I've lived on the same small island, with the same people my entire life. It's all I've ever known. Now, Puerto Rico is a big island compared to others. Not everyone lives by the ocean and surf's every time there's a storm. I like to think we're just like everyone else. I love my island and my culture, even if sometimes it doesn't seem like I do.

My mother and my father had my brother, Alexander, when they were really young. My Mom was 17 and my father was 18. They had been dating for a year or so when he came as a surprise. My grandmother helped my mother finish school and after she graduated, my parents got married.

My father enlisted in the army then they moved to the states and that's when they had me.

We lived in the states for 3 years. My parents didn't have the perfect relationship. I don't remember much about them being together but knowing them, they probably butted heads a lot.

When I turned 3 my mother decided that she could no longer live with my father. She packed up our bags and we went back to Puerto Rico.

I don't remember much about those times. I remember missing my dad a lot and how hard it was to see other kids with their fathers but eventually it just felt normal.

With the help of my grandmother, my mother got a job managing a summer Condos complex in Rio Grande. The job came with good pay, an apartment with 3 rooms and 1 bathroom. That's how we grew up, like some cliche island kids who woke up the sound of the oceans, splashing outside our window and I can tell you, it's the best.

Because we lived in this complex we got to meet a lot of people during the summer. A lot of middle class/high class people from the states had condo's in the complex and they only came for the summer and one of those people was the Foster family.

Mr. and Mrs. Foster were a young looking couple with their two boys. My brother was 7 and I was 6 when they spent their first summer in their condo. Unlike most of our tenants The Foster were kind and down to earth. They didn't care who my mother was or the fact that she was so young and had two kids.

Instead they invited us to dinners, picnic and playdate with them. That's how I met the boys. Adam and Cameron Foster. Mr. and Mrs. Foster twin boys.

Adam and Cameron were the same age as Alexander. If you were to ask Alexander, he would say that they were his friends but sometimes if I complain to my mother or Mrs. Foster they would let me play.

Because of them we looked forward to every summer. They just made our summers memorable.

Now as we got older, things started to change a bit. I became a little more reserved and stopped pestering the boys to hang out with me. Sometimes I would still join them but I wouldn't whine like a child if I was excluded. Especially because my little dump heart decided to start having a crush on Adam.

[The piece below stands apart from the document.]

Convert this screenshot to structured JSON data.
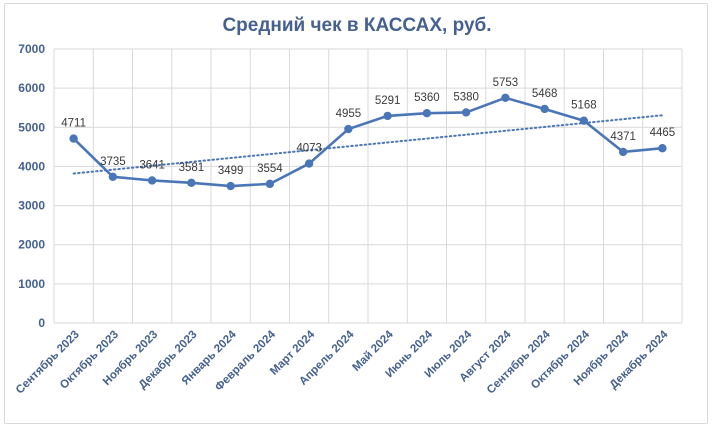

I think we were 12 and 11 when I started noticing how cute Adam was. Adam and Cameron had joined the soccer league that year so they were a bit more tone when they came by that summer. Adam's hair was shaggy and long, enough to touch his ears, bangs covering his light brown eyes. Seriously, he looked like a kid plucked out of Disney Channel original movie.

I remember me and my brother hearing the Foster family's car drive by as they honked to let us know they were there. We tried to hold back the excitement but eventually rushed down the stairs to see our summer friends.

I stopped dead in my tracks, my heart pounding so hard in my chest I thought I was going to die. I mean I had crushes before, in school but nothing like this. I had never seen a boy so handsome in real life.

That summer was the hardest. I remember trying to look cool and like I could hang out with 12 year old boys. I pulled out all the stops. Playing soccer with them, video games or exploring the very much forbidden pastizal behind the condos but it really didn't catch Adam's attention.

Adam was the leader of our little group. He told everyone what we were gonna do and whenever something needed to be decided, he would have the final say. My brother was second in command and then Cameron was the jokester. He was goofy and if he could make fun of Adam, he would. Me being the follower spent the most time with Cameron.

He did not think Adam was cool and would sometimes venture off and hang out with me. Not the Foster brother I wanted to have alone time with but he was still pretty cool in my eyes. We became pretty close that summer. To the point that I consider Cameron my best friend.

After that summer we started talking throughout the whole year.

Those years were the best.

But as it goes, we all started to grow up.

The last time I saw the boys I was 13 and the boys were 14. Adam had become a broody teenager, my brother was more focused on his friends from the rest of the year and Cameron was preoccupied with something. I had been trying to talk to Cameron throughout the year but I got 2 responses and then nothing.

I tried to get them to hang out, like old times but things were not the same anymore. I couldn't understand how everything had changed between us and then the next summer the boys decided not to come with their parents.

I was devastated. I wouldn't see Adam or Cameron again. I had convinced myself at the point that Adam was the love of my life and I would never meet someone like him again but eventually more summer passed and Adam and Cameron were just a memory.

I am now 17. Summer is here and I am more than ready to have the summer of a lifetime. When summer ends I would go back to school as a senior and then I will be in college, worrying about other things that are not summer. I am determined to have fun and help my mom, of course.

Now the reason I just said all that is because I saw The Foster's car coming around and is not alone.